You bring something I believe to be extremely important. These levels should have a complimentary relationship but misunderstandings have created the impression that there is something wrong or evil about the physical. This has created all sorts of psychological harm I’ve seen manifested all over in real life and in cyber space. One of the most harmful misconceptions associated with Christianity deals with asceticism. Its initial intent was to allow us to become open. Yet the perversions associated with it have closed the mind. The result has been for many to turn to science in order to solve the questions of the heart. But science has its rightful domain and though it is completely understandable under these circumstances that people ask it to solve the problems of the heart, it’s not in its domain.

The true aim of asceticism and why some monks went into the desert to struggle with themselves was not fighting the evil flesh, but instead to become “open.”

As I’ve said, our lower nature is out of balance which is why it looses touch with the higher and imagination sets in to replace the results of conscious attention and denying the hand and glove to establish their complimentary relationship.

Again, it’s not that our lower nature is evil but only out of balance. Where are thoughts, feelings, and sensations should work together in balance with each being responsible for its domain, with us, everything has become chaotic.

Nowhere has it become more damaging in the esoteric sense then with the quality of our emotions

For that reason apatheia associated with stoicism came into being. Apatheia is the desire to become free from emotions so that we can begin to"feel" and reason as proper for human beings.

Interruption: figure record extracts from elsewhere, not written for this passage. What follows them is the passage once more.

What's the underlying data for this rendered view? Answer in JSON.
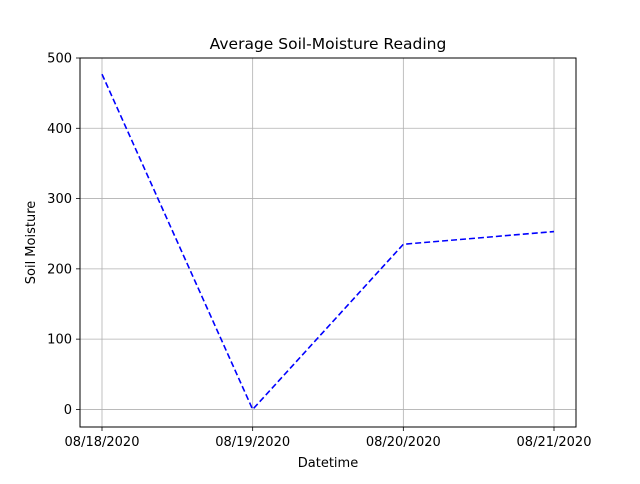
{
  "chart_data": {
    "type": "line",
    "title": "Average Soil-Moisture Reading",
    "xlabel": "Datetime",
    "ylabel": "Soil Moisture",
    "categories": [
      "08/18/2020",
      "08/19/2020",
      "08/20/2020",
      "08/21/2020"
    ],
    "series": [
      {
        "name": "Soil Moisture",
        "values": [
          477,
          0,
          235,
          253
        ],
        "color": "#0000ff",
        "line_style": "dashed"
      }
    ],
    "ylim": [
      -25,
      500
    ],
    "yticks": [
      0,
      100,
      200,
      300,
      400,
      500
    ],
    "grid": true,
    "colors": {
      "grid": "#b0b0b0",
      "axes": "#000000",
      "line": "#0000ff"
    }
  }
}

Teaching the body and emotions through self denial to become open and not dominate through their demands allows us to experience reality beyond their demands rather than being continually attached to them and justifying them. This is not fighting and condeming an evil entity or self but just bringing order to chaos so as to become human through becoming open to receive from the higher.

Yet over time religious moralism came to destroy our inner life in the name of God which initiated creation itself. Instead of the teaching allowing us to become open to the experience of the human condition, its effects have been to close us off from it and denying us the necessary inner or esoteric benefits of any ancient tradition initiating with a conscious source.

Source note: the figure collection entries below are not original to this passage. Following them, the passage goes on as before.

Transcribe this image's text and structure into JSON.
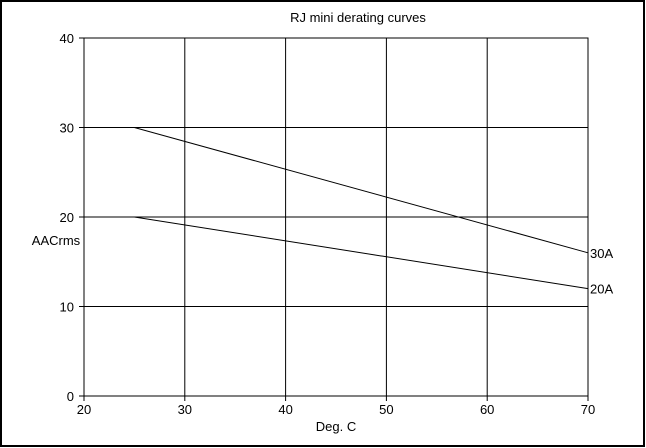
{
  "chart_data": {
    "type": "line",
    "title": "RJ mini derating curves",
    "xlabel": "Deg. C",
    "ylabel": "AACrms",
    "xlim": [
      20,
      70
    ],
    "ylim": [
      0,
      40
    ],
    "x_ticks": [
      20,
      30,
      40,
      50,
      60,
      70
    ],
    "y_ticks": [
      0,
      10,
      20,
      30,
      40
    ],
    "grid": true,
    "series": [
      {
        "name": "30A",
        "x": [
          20,
          25,
          70
        ],
        "y": [
          30,
          30,
          16
        ]
      },
      {
        "name": "20A",
        "x": [
          20,
          25,
          70
        ],
        "y": [
          20,
          20,
          12
        ]
      }
    ],
    "colors": {
      "line": "#000000",
      "grid": "#000000",
      "background": "#ffffff"
    }
  }
}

The aim of Christian exercises is to become open. Prayer when understood rightly is not an oratory, demand for God to do something, or selfish request.

Prayer allows us to become vulnerable. So Christian exercises of which some may appear as asceticism when done in a state of prayer are experienced entirely differently then when the mind is closed. The result is to become open to receive by getting out of are own way.

Of course much of Christendom has created the opposite effect through its religious moralism.

Nick,

“The true aim of asceticism and why some monks went into the desert to struggle with themselves was not fighting the evil flesh, but instead to become “open.””

Do you realize that Manichaeism taught that Jesus did not even have a real body? And that Manichaeism was one of the leading forces in early Christian ascetism?

Dunamis

Dunamis

I really have not studied Manichaeism. I learned that it reflected Zoroastrian Dualism and since I believe creation and man within it based on triune principles, this duality lost its appeal.